Tips for Combatting Murder Hornets- Because What’s One More Thing to Worry About!

There’s a lot to worry these days. A global pandemic is sweeping the planet. Your kids probably aren’t learning anything with their online classes. Your boss jokingly asks if you’re wearing pants during a Zoom call (no, you are not). It’s only a matter of time before someone in your house finds your secret stash of Oreos under the bathroom sink.

But this is the worst of it, right? Wrong. We have murder hornets.

If you don’t know what a murder hornet is, let me explain. Murder hornets (not their real name) are an invasive species of hornets that have been spotted in Washington State. They’re the length of your pinkie finger, they decimate entire bee colonies, and oh yeah, they can kill you.

Really, you could be murdered by an insect. So that’s great.

Instead of feeling even more helpless, here are some things you can do to combat the murder hornets. I promise these are easier than trying to help your kid out with her math homework. I mean seriously, does anyone even remember how fractions work?

Stay inside

You’ve been preparing for this for months! You’re no longer annoyed by all the PBS Kids shows, including that Caillou kid, who seems to have had male pattern baldness kick in at four years old. You’ve found the sweet balance between letting your kids play with LEGOs while you somehow miraculously don’t step on them in your bare feet. Now that you’re going to be stuck inside all summer anyway, why not add “avoided murder hornets” to your list of quarantine accomplishments? And if you do have to go out, wear a mask. It not only helps prevent the coronavirus from spreading but also prevents murder hornets from flying in your mouth.

Get a pet

Praying mantis

Murder hornets do have enemies. For example, there’s a video on YouTube, which I suggest you avoid if you’re even a little squeamish, of a praying mantis eating a murder hornet’s head. Like, its whole head. It’s gross. But how many times have your kids “bugged” you about getting a pet? They want a puppy or a pony or something like that. So get them a praying mantis. It eats murder hornets but won’t eat you. At least I don’t think it will. Good luck!

Chocolate helps

I don’t know if this will kill murder hornets. It probably won’t. I just know I’m buying chocolate now… for me… for a future date when murder hornets invade my neighborhood. It’s never too soon to stock up on necessary provisions for a potential infestation. Ask yourself: do you want to make sure you have enough canned corn to survive the insect apocalypse, or do you want to make sure you have enough chocolate? The answer is simple. (Bonus points if you can find a decent hiding spot for it in your backyard end-of-times bunker.)

Move somewhere else

Murder hornets like forests and low-altitude areas. So, you know, don’t go there. The Rocky Mountains are nice. One of the most boring stretches of highway I’ve ever driven went through Kansas, so that would be a good option. But Seattle? Houses are so over-priced there anyways, so just skip it.
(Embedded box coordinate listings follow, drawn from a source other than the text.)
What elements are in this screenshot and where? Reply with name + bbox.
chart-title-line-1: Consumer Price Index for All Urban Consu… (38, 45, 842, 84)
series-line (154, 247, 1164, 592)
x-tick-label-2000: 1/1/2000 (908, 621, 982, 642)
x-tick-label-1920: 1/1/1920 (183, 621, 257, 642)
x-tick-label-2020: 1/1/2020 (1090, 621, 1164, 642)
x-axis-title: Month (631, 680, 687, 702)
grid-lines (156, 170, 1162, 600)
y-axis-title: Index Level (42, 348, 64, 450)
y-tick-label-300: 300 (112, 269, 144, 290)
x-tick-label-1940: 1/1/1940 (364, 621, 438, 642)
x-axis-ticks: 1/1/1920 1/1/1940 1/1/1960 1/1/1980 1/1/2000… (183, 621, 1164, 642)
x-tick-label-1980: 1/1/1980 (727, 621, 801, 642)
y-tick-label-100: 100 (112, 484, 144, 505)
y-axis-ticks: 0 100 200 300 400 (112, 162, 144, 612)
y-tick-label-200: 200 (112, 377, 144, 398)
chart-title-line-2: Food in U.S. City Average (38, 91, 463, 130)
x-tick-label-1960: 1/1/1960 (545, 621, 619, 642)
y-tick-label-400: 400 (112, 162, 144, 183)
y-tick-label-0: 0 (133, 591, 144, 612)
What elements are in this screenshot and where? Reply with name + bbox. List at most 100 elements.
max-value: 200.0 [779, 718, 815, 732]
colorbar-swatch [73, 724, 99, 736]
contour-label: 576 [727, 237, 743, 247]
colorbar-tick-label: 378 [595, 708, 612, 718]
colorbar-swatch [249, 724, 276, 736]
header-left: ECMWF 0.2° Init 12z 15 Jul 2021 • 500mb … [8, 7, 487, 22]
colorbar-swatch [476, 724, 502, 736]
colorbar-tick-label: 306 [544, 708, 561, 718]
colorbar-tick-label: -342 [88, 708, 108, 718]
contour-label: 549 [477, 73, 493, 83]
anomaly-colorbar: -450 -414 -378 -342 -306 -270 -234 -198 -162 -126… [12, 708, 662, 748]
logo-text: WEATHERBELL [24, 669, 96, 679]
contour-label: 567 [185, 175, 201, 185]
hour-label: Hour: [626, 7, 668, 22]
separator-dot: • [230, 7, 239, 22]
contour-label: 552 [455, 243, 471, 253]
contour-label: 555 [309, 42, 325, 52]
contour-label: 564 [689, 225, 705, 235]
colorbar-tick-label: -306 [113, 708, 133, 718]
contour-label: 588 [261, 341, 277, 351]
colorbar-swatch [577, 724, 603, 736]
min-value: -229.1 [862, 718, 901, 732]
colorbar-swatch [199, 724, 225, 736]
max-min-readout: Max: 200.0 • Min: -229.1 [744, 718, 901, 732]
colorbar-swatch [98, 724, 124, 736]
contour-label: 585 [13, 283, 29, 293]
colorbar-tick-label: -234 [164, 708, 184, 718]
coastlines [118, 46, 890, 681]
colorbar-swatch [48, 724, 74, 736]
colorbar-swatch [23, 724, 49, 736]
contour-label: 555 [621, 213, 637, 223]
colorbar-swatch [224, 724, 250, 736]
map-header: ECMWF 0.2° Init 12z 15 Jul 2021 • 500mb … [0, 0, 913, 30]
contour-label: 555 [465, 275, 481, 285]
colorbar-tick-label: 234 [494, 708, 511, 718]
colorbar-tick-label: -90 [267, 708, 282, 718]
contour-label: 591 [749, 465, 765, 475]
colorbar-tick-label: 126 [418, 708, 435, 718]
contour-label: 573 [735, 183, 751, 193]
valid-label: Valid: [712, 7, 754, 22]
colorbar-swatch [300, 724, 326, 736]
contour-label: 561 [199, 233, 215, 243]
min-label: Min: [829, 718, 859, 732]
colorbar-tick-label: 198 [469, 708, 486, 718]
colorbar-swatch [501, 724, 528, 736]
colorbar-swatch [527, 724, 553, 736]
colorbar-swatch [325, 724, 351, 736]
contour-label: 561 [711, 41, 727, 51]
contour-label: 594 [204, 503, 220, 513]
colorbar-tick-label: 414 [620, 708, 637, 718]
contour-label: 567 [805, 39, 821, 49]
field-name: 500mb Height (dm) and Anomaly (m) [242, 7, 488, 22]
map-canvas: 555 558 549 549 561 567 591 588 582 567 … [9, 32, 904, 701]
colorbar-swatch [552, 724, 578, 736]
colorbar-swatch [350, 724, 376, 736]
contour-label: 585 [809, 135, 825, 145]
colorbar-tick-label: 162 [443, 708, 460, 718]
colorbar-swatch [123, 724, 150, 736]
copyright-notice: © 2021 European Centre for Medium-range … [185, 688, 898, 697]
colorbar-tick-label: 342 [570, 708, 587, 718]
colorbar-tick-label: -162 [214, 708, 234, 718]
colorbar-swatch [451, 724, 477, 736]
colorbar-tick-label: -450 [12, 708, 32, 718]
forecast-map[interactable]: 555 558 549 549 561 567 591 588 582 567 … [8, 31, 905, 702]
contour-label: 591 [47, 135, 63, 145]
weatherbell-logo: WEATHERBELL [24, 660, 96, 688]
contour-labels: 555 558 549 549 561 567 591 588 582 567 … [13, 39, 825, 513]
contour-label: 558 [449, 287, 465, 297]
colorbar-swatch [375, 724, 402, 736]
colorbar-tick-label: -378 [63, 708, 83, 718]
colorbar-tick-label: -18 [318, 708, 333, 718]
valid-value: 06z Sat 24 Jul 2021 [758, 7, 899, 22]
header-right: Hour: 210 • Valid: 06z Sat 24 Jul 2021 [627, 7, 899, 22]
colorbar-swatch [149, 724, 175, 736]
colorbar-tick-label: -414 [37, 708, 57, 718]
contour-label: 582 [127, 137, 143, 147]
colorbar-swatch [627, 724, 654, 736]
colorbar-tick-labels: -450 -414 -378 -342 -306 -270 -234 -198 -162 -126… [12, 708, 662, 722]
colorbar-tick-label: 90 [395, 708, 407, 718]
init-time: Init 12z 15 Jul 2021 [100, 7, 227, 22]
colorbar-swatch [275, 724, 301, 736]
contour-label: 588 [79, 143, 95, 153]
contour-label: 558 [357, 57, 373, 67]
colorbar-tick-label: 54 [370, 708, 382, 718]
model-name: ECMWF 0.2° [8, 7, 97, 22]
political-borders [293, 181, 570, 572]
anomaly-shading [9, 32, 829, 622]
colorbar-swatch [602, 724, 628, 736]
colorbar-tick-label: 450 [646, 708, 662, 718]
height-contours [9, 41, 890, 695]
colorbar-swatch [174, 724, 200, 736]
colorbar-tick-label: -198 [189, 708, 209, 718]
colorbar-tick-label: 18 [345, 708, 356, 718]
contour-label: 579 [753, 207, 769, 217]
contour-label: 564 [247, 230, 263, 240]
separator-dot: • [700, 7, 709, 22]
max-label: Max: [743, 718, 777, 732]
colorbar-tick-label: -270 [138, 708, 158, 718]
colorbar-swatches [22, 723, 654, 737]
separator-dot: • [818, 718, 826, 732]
Plant honeybee-friendly flowers

Honeybee on flower

Murder hornets kill honeybees, but bees have learned how to ambush these things and roast them alive with their honeybee bodies. Again, I got this from a YouTube video that you don’t want to watch, so just trust me. But since you’re stuck at home with the kids this summer anyway, why not plant some flowers that can feed murder-hornet assassins? Yay for educational projects! And hey, it’s good for the environment or whatever.

So listen, you have so many things to worry about. Is it really going to matter if you add another one to your list? Right now, murder hornets have only been spotted in one small corner of the U.S., so it’s totally fine to add them, but put them low on your list of concerns. In fact, you can slot them under worrying about your boss discovering that you’ve been wearing the same pajama pants for the past two weeks — at least for now.